Tuesday, October 7, 2008

No Downturns Allowed

When the collapsed Berlin Wall revealed the collapsed socialist economies of eastern Europe the benefits of organising economies using the efficient resource allocation of the market was undisputed. Government attempts to organised the production of goods and services clearly removed incentives, lacked the directional information provided by the pricing mechanism and led down the road to stagnation destroying wealth and capital along the way. Now the the market was clearly seen as the best method all that governments had to do was simply control the market. This would be achieved by having people in charge of the key economic institutions who understand the market and could ensure that steps were taken to prevent downturns and recessions whenever these unwelcome characteristics of market behaviour reared their ugly heads.

Luckily developments in econometrics built on the the neoclassical assumptions such as rational expectations and the efficient market hypothesis meant that mathematical modeling could be done by gifted economists such as Alan Greenspan and his even more accomplished model building successor Ben Bernanke. They've been aided of course by the increases in computing power, which allowed them to model all the variables necessary to control something as complex as the global economy. These assumptions of rationality and efficiency allow all the model builders, as many banks and hedge funds also turned to their own neoclassical alumni, to find equilibriums, maximum points of value, minimum points of cost, true price of derivatives and whatever else they needed to find and predict. Naturally anyone who can predict the future and guide investment decisions accurately must also be paid handsomely and occupy high status positions. In ancient Rome they had to rely on augurs and the entrails of birds to predict the future but in the modern world of finance there are economists armed with computers.

The advantage of mathematical economics allied with computers is the product looks so complex and sophisticated that few people dare to question it even when it fails spectacularly badly as it has over the past number of years. Even when Alan Greenspan himself admits that the models, even with the simplifying assumptions, cannot capture the global economic reality, people are still turning to these same prophets to fix the problem they actually caused. The fact that these attempts by governments and rent seeking finance companies to control and predict the market are actually a market interference which makes the market inefficient and are causing market distortions seems to be lost amid the mathematics.
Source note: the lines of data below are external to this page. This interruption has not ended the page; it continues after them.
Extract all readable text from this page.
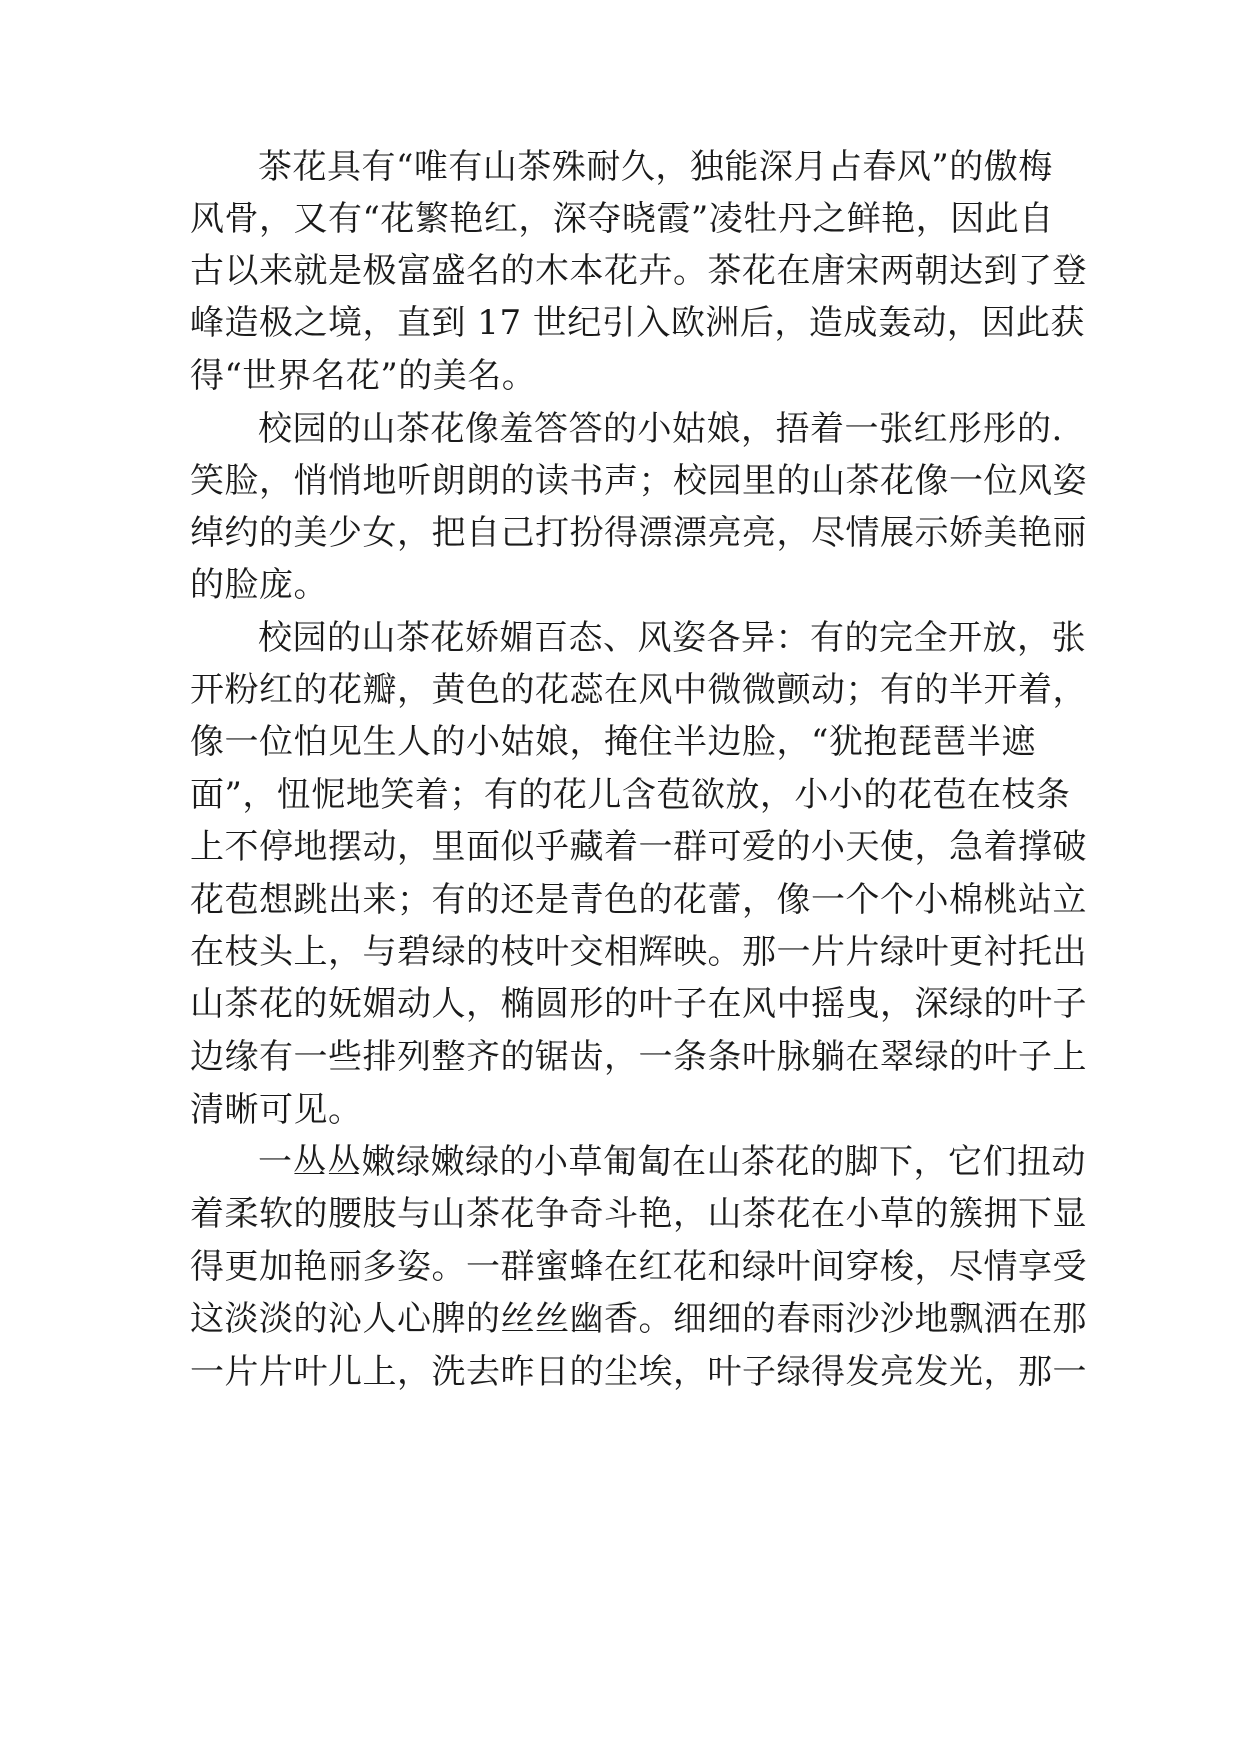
茶花具有“唯有山茶殊耐久，独能深月占春风”的傲梅
风骨，又有“花繁艳红，深夺晓霞”凌牡丹之鲜艳，因此自
古以来就是极富盛名的木本花卉。茶花在唐宋两朝达到了登
峰造极之境，直到 17 世纪引入欧洲后，造成轰动，因此获
得“世界名花”的美名。
校园的山茶花像羞答答的小姑娘，捂着一张红彤彤的.
笑脸，悄悄地听朗朗的读书声；校园里的山茶花像一位风姿
绰约的美少女，把自己打扮得漂漂亮亮，尽情展示娇美艳丽
的脸庞。
校园的山茶花娇媚百态、风姿各异：有的完全开放，张
开粉红的花瓣，黄色的花蕊在风中微微颤动；有的半开着，
像一位怕见生人的小姑娘，掩住半边脸，“犹抱琵琶半遮
面”，忸怩地笑着；有的花儿含苞欲放，小小的花苞在枝条
上不停地摆动，里面似乎藏着一群可爱的小天使，急着撑破
花苞想跳出来；有的还是青色的花蕾，像一个个小棉桃站立
在枝头上，与碧绿的枝叶交相辉映。那一片片绿叶更衬托出
山茶花的妩媚动人，椭圆形的叶子在风中摇曳，深绿的叶子
边缘有一些排列整齐的锯齿，一条条叶脉躺在翠绿的叶子上
清晰可见。
一丛丛嫩绿嫩绿的小草匍匐在山茶花的脚下，它们扭动
着柔软的腰肢与山茶花争奇斗艳，山茶花在小草的簇拥下显
得更加艳丽多姿。一群蜜蜂在红花和绿叶间穿梭，尽情享受
这淡淡的沁人心脾的丝丝幽香。细细的春雨沙沙地飘洒在那
一片片叶儿上，洗去昨日的尘埃，叶子绿得发亮发光，那一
Each time the market tries to correctly value the goods and services of the most recent past accurately, ie downward, government and central banks try to fight this process and with their actions guided incorrectly by more incorrect models they are preventing the market's righting mechanism. When no downward corrections are allowed by even more credit expansions to correct asset bubbles caused by earlier misguided credit expanisons by statist central banks is it fair to say the market doesn't work? The market is working but more slowly than it should be as it is struggling against the headwind of government intervention being guided by models that really should be on the scrap heap.